Boatos circulavam pelas bocas mais sujas do submundo, contando histórias de monstros rastejando pelas docas no rio Vltava, de filhos de anjos caídos e de prodígios celestes e terrenos. A mais sombria indicava que o abjeto Antony Rothschild, monarca sem coroa de uma vasta legião de criminosos, assassinos e cafetões, estava de posse de objetos miraculosos, e incluía em sua vasta rede de contatos infames uma corja de satanistas e bruxos malditos, recém-chegados das terras geladas da Polônia e Rússia. Da distante terra ensolarada da Espanha chegavam notícias agourentas, anunciando a morte do virtuoso Estéban de Tartessos.

Quanto mais Jolana narrava os acontecimentos, mais contrito ficava Pavel em suas orações aos Santos Reis Magos. Era preciso avisar o Abade Ferdinand de Mênfis, o mais velho dentre os cavaleiros do mosteiro, e aguardar pelas suas ordens. Pavel escoltou Jolana até a saída, concentrado em proteger aquela passagem secreta que se escondia atrás da dispensa vazia da velha cozinha abandonada. Ao contrário de outras Ordens celestes, a Cruz Resplandecente possuía muitas mulheres em suas fileiras, e nem todas precisavam dissimular-se de freiras ou monjas. Jolana escondia-se sob a anônima e quase invisível máscara de pacata voluntária em uma secretaria de igreja, mas à noite, livre dos grilhões sociais, era uma ativa combatente do Mal, e circulava incógnita sob mil disfarces pelos mais perversos recantos da cidade.

Pavel imediatamente tentou procurar pelo Abade Ferdinand, mas o frei Miroslav — um pacato ermitão antissocial que sequer desconfiava que aquele mosteiro era o esconderijo de guerreiros eclesiásticos — respondeu que o abade não era visto desde a noite de anteontem. O Irmão Pavel optou por sentar em um dos bancos do templo. Sua gema verde-azulada, a Pedra do Capricórnio, fonte de seu poder resplandecente, agora transmutada em um tosco bracelete de metal escuro, pulsava suavemente em contato com sua pele pálida. Ele tentou, com a máxima concentração, buscar um contato com seu mestre, mas foi em vão. As energias emanadas do cristal eram capazes de deste tipo de proeza sensorial, mas naquele momento, algo estava impedindo o contato. Talvez Ferdinand estivesse por demais distante, ou talvez Pavel estivesse muito cansado para conseguir o grau de focalização suficiente.

Derrotado pelo desânimo, o cavaleiro-monge de cabelos claros retornou ao seu humilde quarto, de cuja janela estreita era possível divisar as águas distantes do Rio Vltava. Quanto sentou em seu leito, sentiu um odor estranho, semelhante a ferrugem, com um leve toque de enxofre. Um calor intenso passou a emanar de seu bracelete e, de prontidão, olhou ao seu redor, percebendo que o vidro da janela estava rachado de cima a baixo, e que uma grande mancha escura borrava o canto da parede, espalhando pelo chão de tábuas largas. Seguindo o rastro de sujeira, descobriu um embrulho ensanguentado, junto à escrivaninha. Do bracelete agora pulsava uma luz bruxuleante, indicativo de que os fluxos de energia sutil no recinto estavam perturbados.
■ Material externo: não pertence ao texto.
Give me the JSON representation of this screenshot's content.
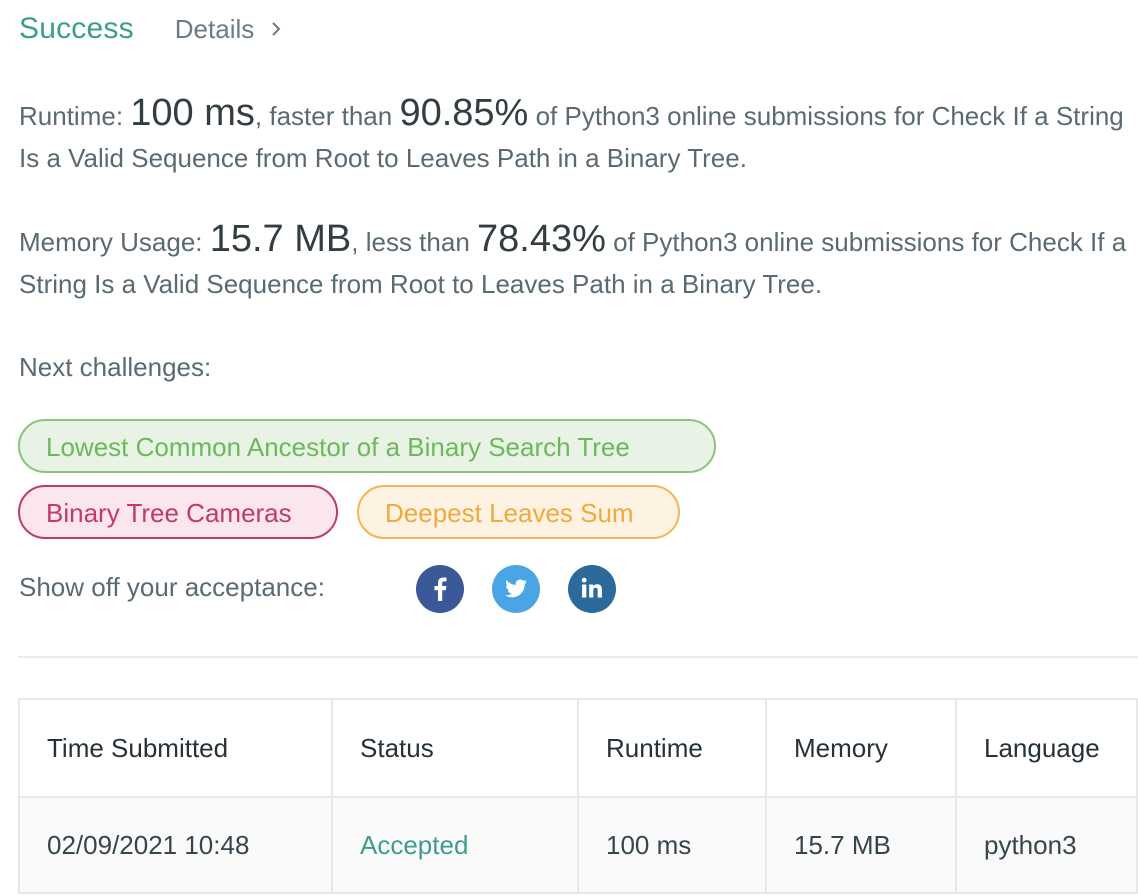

Cutucou o embrulho com cuidado, e antes de abri-lo, seu bracelete já se transmutara em uma longa adaga radiante. Envolvido nos panos ensanguentados, coberto de uma trilha de gosma amarelada, havia uma mão humana decepada. Em sua palma, gravada com profundas incisões podia-se ler em letras minúsculas: O ABADE VIVE. Virando-a, Pavel leu nas costas da mão: CATIVO E MUTILADO.

“Cativo e mutilado”, os pelos da nuca de Pavel se arrepiaram. Deixou que sua arma celeste vasculhasse os arredores com sua luz mística, não encontrando mais traço algum de presenças ocultas. Se algum inimigo esteve por ali, não estava mais presente. Para piorar a situação, a Gema do Capricórnio confirmara a identidade do braço ao ler sua aura residual. Pavel só tinha duas certezas: o invasor era alguém muito poderoso, capaz de desmembrar um Cavaleiro e de penetrar em seu santuário sem ser detectado; o invasor sabia onde os Cavaleiros residiam.

A guerra não estava começando, pois ela jamais terminou. Entretanto, o início de uma nova batalha já se anunciava.

ECOS DE PRAGA II: A GEMA DO CAPRICÓRNIO foi escrito por Simões Lopes, inspirado no Netbook A CIDADE DE PRAGA, de Marcel Herrero e Flauberth Carvalho.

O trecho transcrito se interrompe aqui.